First, this curricular reform is not going to solve the thinking and writing problem. One cannot make bricks without straw.  Second, this lawyer does not need to lecture NAS members on the unfortunate cultural implications of such a misguided reform effort. The cultural implications of marginalizing Agency and Trusts in the American law school curriculum, particularly their fiduciary aspects, are remarkably similar and just as distressing. This is because the agency is enforced in equity and the trust is a creature of equity. In fact, the trust is said to be the most important of equity’s exploits.

What, then, is equity and why, as a cultural matter, should a non-lawyer care about its pedagogical marginalization? Equity is a system of humanizing glosses on the common law that was developed over time by the English Court of Chancery, and memorialized by its scribes. Equity, not to be confused with æquitas in the Roman Law, which was merely a frame of mind in dealing with legal questions, has been the heart, soul, and conscience of the common law tradition since the Middle Ages:   

[I]n the rough days of the thirteenth century, a plaintiff was often unable to obtain a remedy in the…[English]… common law courts, even when they should have had one for him, owing to the strength of the defendant, who would defy the court or intimidate the jury. Either deficiency of remedy or failure to administer it was a ground for petition to the King in Council to exercise his extraordinary judicial powers. A custom developed of referring certain classes of these petitions to the Chancellor, and this custom was confirmed by an order of Edward II in 1349. The Chancellor acted at first in the name of the King in Council, but in 1474 a decree was made on his own authority, and this practice continued, so that there came to be a Court of Chancery as an institution independent of the King and his Council.[3]   

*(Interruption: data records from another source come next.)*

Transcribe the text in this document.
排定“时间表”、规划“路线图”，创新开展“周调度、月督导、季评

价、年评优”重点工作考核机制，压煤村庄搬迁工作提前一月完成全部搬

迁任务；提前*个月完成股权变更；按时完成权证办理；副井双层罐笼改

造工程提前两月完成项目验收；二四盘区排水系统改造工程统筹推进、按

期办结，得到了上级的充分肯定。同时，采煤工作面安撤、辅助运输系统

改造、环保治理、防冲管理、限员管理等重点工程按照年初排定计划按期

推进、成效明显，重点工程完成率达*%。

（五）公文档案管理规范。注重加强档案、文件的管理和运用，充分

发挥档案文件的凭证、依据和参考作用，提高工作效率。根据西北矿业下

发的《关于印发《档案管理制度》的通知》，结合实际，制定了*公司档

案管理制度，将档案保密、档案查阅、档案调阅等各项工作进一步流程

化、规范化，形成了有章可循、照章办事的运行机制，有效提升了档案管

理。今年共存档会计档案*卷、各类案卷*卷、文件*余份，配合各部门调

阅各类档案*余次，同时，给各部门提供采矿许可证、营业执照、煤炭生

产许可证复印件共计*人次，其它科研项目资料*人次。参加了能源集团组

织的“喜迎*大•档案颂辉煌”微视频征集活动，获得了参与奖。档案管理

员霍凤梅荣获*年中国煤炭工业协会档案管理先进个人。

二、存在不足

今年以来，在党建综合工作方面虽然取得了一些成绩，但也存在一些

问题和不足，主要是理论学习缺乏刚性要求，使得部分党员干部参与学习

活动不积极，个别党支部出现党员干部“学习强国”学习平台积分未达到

Why has equity been marginalized in the American law school curriculum? For many of the same reasons that Georgetown’s English majors are no longer required to take Shakespeare. And why should right-thinking English professors care about the sorry state of American legal education? If only because a good case can be made that “[t]he genealogy of modern Standard English goes back to Chancery, not Chaucer.”[4]        

 

                       

 


 

[1] Alfred Zantzinger Reed, Training for the Public Profession of the Law 281 (1921).

[2] Charles E. Rounds, Jr., The Case for a Return to Mandatory Instruction in the Fiduciary Aspects of Agency and Trusts in the American Law School, 18 Regent Univ. L. Rev. 251 (2006).

[3] P. V. Baker & P. St. J. Langan, Snell's Principles of Equity 8 (28th ed., 1982); see also Bogert, Trusts and trustees § 3.

[4] David Crystal, The Cambridge Encyclopedia of English Language 41 (1982).

Charles E. Rounds, Jr. is Professor of Law at Suffolk University Law School.